Agent-to-Agent Marketplaces Will Create an Entirely New Pricing Layer Based on Accumulated Personal Context

This was mentioned briefly and treated almost as speculation, but it contains a profound investment thesis: as agents accumulate unique personal/organizational context, they will generate differentiated outputs for the same task — creating the conditions for an agent-to-agent economy where the premium over base token cost reflects the value of accumulated proprietary knowledge.

"My agent hires Zhang Xiaojun's agent. Say I need to prepare interview questions — my agent pays your agent. Maybe 1,000 yuan of that is the token cost, but 9,000 yuan is because your agent has accumulated your proprietary knowledge and experience. So your agent's output is much better than mine burning 1,000 yuan of tokens on the same task... Six months ago, there was no reason to hire your agent because your agent was running Opus and mine was also Opus — we both just burn tokens equally. But in the scenario I described, your context and pipeline information might never be distilled into the model — the model will probably never have Zhang Xiaojun's specific knowledge. So your agent produces something different from everyone else's." 01:01:07 01:02:34

Why this is significant and overlooked: The existing mental models for agent value (better model = better output) miss this. The real moat will be accumulated private context, not model quality. This points to investing in: (1) platforms that help individuals/organizations build rich agent memory, (2) infrastructure for agent-to-agent transactions (micropayments, trust, verification), and (3) companies whose product creates irreplaceable personal or organizational context repositories. No one else in the conversation flagged this as a major investment theme — but it is one.

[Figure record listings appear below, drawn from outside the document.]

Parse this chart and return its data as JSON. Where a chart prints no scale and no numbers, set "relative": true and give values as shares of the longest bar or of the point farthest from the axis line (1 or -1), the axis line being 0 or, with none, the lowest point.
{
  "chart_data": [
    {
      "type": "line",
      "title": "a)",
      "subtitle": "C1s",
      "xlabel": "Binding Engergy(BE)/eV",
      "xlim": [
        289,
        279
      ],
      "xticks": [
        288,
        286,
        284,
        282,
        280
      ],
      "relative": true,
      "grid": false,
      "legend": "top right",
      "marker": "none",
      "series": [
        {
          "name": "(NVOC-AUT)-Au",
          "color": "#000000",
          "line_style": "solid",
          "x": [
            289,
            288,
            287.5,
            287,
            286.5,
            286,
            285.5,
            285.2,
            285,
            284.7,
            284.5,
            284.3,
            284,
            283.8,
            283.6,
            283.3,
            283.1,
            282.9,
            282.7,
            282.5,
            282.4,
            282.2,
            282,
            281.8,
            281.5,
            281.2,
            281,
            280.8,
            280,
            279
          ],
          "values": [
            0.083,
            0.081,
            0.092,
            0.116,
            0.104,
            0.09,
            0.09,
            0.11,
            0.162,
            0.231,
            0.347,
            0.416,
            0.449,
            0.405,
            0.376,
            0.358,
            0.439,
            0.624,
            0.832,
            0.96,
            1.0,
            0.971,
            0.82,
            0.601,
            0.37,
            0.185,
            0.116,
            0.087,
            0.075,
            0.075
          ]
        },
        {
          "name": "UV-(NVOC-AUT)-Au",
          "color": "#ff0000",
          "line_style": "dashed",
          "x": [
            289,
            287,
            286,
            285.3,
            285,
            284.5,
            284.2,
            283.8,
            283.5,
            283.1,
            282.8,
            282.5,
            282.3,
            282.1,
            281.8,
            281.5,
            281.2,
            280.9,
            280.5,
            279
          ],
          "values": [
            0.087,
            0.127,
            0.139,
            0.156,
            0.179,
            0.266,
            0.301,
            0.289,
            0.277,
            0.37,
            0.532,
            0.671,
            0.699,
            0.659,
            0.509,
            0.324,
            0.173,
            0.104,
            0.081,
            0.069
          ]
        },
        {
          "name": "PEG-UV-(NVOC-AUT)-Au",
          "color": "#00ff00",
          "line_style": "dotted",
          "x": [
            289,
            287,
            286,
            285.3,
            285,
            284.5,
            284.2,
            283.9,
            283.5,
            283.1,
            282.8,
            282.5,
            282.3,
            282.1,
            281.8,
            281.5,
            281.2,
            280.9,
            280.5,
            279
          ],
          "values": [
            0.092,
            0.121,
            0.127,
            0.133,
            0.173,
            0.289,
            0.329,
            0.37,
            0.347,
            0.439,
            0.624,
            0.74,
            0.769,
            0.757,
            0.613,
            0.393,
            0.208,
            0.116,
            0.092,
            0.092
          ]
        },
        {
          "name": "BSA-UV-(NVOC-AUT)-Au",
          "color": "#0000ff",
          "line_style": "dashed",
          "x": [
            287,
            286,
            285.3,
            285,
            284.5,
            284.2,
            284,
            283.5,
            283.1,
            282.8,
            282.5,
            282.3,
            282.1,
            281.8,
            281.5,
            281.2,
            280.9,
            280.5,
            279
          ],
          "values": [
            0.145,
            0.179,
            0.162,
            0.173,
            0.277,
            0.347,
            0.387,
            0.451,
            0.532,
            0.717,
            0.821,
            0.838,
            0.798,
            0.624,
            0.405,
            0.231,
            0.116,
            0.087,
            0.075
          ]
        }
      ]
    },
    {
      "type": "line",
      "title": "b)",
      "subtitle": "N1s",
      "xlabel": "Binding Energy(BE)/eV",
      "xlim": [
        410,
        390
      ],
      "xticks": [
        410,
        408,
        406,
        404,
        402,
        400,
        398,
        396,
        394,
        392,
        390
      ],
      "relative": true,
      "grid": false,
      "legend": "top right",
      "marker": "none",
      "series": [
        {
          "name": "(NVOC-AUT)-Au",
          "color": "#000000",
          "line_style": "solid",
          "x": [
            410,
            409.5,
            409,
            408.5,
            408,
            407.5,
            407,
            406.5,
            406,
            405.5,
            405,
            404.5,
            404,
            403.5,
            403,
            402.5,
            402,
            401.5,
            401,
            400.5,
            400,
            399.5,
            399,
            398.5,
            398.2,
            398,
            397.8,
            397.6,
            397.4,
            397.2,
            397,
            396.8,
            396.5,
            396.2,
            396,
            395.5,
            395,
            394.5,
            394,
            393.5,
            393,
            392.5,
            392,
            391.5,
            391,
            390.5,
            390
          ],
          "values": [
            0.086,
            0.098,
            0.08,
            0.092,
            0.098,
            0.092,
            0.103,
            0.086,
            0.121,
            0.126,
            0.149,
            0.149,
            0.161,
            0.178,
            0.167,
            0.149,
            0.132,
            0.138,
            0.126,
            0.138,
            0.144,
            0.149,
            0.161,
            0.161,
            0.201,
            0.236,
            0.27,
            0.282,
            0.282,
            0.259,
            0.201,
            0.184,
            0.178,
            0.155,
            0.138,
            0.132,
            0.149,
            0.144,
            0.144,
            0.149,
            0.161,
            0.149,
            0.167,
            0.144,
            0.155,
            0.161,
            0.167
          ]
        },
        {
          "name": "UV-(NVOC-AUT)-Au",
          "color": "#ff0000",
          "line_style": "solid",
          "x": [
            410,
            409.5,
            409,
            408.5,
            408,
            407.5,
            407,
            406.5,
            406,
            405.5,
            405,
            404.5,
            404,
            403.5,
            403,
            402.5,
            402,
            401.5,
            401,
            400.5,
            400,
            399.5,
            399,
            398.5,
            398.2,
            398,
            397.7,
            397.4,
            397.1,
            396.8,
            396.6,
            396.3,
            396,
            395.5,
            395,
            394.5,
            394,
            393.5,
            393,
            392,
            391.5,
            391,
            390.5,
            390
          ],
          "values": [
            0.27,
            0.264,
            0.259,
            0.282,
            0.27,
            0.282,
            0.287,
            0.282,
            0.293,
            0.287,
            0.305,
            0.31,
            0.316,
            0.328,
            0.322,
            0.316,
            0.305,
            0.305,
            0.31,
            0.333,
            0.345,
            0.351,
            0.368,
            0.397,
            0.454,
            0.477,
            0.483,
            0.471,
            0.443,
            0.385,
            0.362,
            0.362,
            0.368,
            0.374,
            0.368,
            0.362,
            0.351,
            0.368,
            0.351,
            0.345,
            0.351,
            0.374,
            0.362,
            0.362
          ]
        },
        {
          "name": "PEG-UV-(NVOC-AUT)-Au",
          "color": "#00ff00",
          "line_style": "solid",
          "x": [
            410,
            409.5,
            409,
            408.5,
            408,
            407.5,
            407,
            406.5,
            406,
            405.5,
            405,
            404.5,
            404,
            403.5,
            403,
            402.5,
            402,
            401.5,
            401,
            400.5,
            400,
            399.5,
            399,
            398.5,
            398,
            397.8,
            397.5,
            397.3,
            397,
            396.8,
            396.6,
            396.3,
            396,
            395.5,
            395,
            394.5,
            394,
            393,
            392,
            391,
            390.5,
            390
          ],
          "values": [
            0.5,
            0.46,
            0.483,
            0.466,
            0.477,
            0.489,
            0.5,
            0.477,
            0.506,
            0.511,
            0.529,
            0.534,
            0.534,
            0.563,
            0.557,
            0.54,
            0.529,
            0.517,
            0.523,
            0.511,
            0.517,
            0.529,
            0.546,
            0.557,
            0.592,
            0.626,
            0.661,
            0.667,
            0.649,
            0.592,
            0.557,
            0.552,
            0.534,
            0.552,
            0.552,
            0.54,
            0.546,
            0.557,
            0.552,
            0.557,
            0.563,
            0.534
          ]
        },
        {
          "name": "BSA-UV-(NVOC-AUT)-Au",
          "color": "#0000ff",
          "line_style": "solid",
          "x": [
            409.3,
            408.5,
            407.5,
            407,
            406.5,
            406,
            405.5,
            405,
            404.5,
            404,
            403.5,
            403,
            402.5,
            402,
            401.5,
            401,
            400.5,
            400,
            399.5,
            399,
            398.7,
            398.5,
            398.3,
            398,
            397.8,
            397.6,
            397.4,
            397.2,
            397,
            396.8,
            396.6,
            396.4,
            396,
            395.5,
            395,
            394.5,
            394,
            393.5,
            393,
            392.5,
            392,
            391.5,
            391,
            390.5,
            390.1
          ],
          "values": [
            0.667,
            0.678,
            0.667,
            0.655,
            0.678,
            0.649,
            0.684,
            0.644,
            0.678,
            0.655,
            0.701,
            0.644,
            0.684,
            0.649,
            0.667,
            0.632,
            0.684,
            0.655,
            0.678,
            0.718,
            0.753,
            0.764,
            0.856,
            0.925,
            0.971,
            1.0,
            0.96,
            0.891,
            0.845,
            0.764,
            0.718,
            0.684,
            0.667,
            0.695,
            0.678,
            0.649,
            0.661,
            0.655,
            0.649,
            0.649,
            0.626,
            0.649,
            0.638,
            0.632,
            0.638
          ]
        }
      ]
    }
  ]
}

The Transition from GUI-Optimized to CLI/API-Optimized Products Is an Underappreciated Platform Shift

Mentioned very briefly in the context of agent-friendliness, this is actually a major structural change that threatens incumbent software companies and creates greenfield opportunities.

"When your users are no longer primarily humans but primarily agents, maybe the number of humans opening your app daily is no longer that important — what matters is how many agents are using it. At that point your product design philosophy changes: you need to be agent-friendly, so maybe your CLI or API needs to be better, not your GUI needing to be fancy... In the future, maybe you won't need that software at all — I'll communicate directly with your underlying database. Then your interface becomes useless." 01:25:58 01:46:34

Why this is significant and overlooked: This is a direct threat to the entire SaaS GUI industry — not from AI replacing functionality, but from AI making the human-facing interface layer unnecessary. Companies building CLI-first or API-first interfaces for AI agents, or middleware that translates agent requests directly to data layers, are positioned to benefit from the obsolescence of traditional SaaS UI. The window to build before incumbents react is now.